Washington (awp/afp) - Le marché du travail est resté solide en mai aux Etats-Unis, avec des créations d'emplois bien plus nombreuses qu'attendu, et un taux de chômage toujours bas. Les salaires, eux, grimpent moins vite, une bonne nouvelle pour la lutte contre l'inflation.

"Aujourd'hui est une bonne journée pour l'économie américaine et pour les travailleurs américains", s'est réjoui le président Joe Biden dans un communiqué.

En mai, 339.000 emplois ont été créés aux Etats-Unis, a annoncé vendredi le département du Travail, quand 190.000 seulement étaient attendus, selon le consensus de MarketWatch. Et une révision des chiffres de mars et avril fait apparaître 93.000 emplois supplémentaires sur ces deux mois.

Parmi les secteurs prolifiques: services aux professionnels et entreprises, gouvernement, santé, construction, transports et logistique, services sociaux.

Malgré cela, le taux de chômage a lui augmenté, un peu plus même qu'attendu, à 3,7% (+0,3 point), quand les analystes tablaient sur 3,5%. Il est au plus haut depuis octobre 2022 mais à un niveau toujours historiquement bas.

L'évolution dans des directions opposées des créations d'emplois et du taux de chômage peut s'expliquer par l'origine de ces données, issues de deux enquêtes différentes: l'une réalisée auprès des entreprises, l'autre auprès des ménages.

L'emploi y est mesuré différemment, ainsi, les résultats "peuvent diverger considérablement", précise le Conseil des conseillers économiques de la Maison Blanche sur Twitter, le CEA.

"Histoires différentes"

D'autres économistes cependant attribuent cela aux travailleurs indépendants qui abandonnent leur activité pour se tourner vers le salariat, sans pour autant trouver d'emploi immédiatement.

"Le grand écart (...) vient du travail indépendant qui a perdu 369.000 personnes" en mai, et plus de 600.000 depuis février, explique ainsi Adam Ozimek, chef économiste de Economic Innovation Group, dans un tweet.

Les licenciements massifs de mars et avril 2020 avaient conduit de nombreux travailleurs américains à se créer leur propre emploi.

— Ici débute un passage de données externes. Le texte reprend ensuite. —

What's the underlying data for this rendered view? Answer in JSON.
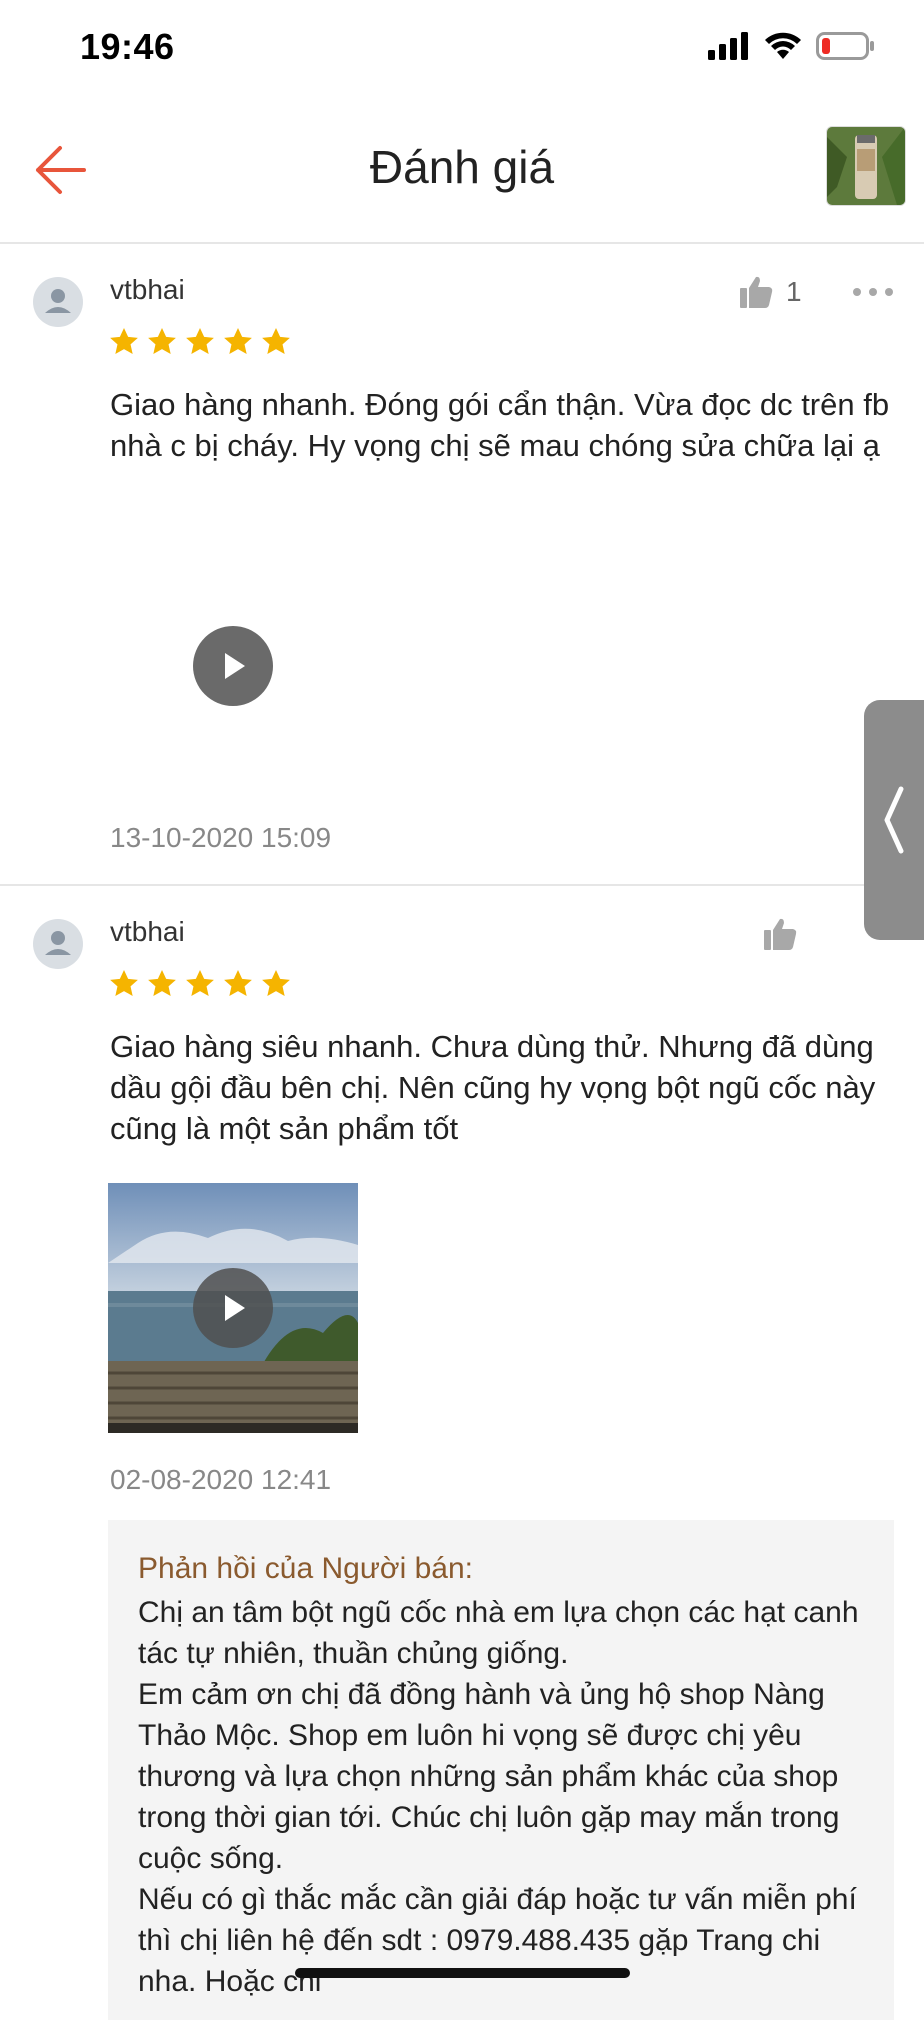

Mais le mouvement s'inverse "à mesure que le marché du travail se normalise et que les travailleurs indépendants recherchent une plus grande sécurité (...) dans les entreprises face au risque de récession", a précisé à l'AFP Krishna Guha, économiste pour Evercore, société de conseil en investissements.

Ces données divergentes "racontent des histoires différentes. (...) Espérons que les signes inquiétants de ce rapport ne soient qu'une aberration de ce mois. Malheureusement, nous ne pouvons pas en être certains", alerte Nick Bunker, économiste pour le site de recherche d'emplois Indeed. Et, souligne-t-il, "près de la moitié de l'augmentation du nombre de chômeurs est lié à un pic du chômage des travailleurs noirs".

Le taux de participation au marché du travail reste stable, à 62,6%.

Les conseillers économiques de Joe Biden soulignent cependant que les femmes de 25 à 54 ans, qui avaient massivement quitté l'emploi avec l'arrivée du Covid-19 pour s'occuper de leurs enfants ou parents âgés, y sont de retour, avec désormais 77,6% de participation, "le taux le plus élevé" depuis 1948, lorsque les données ont commencé à être calculées.

Salaires

La hausse des salaires, en revanche, qui avait contribué à la forte inflation, semble ralentir.

"La croissance de l'emploi se poursuit à un rythme rapide, mais les pressions sur les salaires ne suivent pas", relève Rubeela Farooqi, cheffe économiste pour HFE.

Départs en retraite, difficultés de garde d'enfants, immigration très basse, ont, depuis plus de deux ans, conduit à une pénurie de travailleurs. Cela a poussé les employeurs à relever les salaires pour attirer les candidats et conserver le personnel, contribuant à faire flamber l'inflation.

Dans le seul secteur privé aussi, la hausse des salaires a nettement ralenti en mai, selon l'enquête mensuelle ADP/Stanford Lab publiée jeudi.

"L'inflation induite par les salaires pourrait être moins préoccupante pour l'économie malgré des embauches robustes", selon Nela Richardson, cheffe économiste d'ADP.

Depuis mars 2022, pour faire ralentir l'inflation, la Fed relève ses taux directeurs. Cela conduit les banques à rehausser le coût des crédits qu'elles proposent aux ménages et aux entreprises, pour faire ralentir consommation et investissement, et, in fine, desserrer la pression sur les prix.

Lors de sa prochaine réunion, les 13 et 14 juin, elle pourrait choisir de relever les taux pour une 11e fois d'affilée, ou faire une pause pour observer les effets des hausses précédentes et éviter de faire plonger l'économie dans la récession.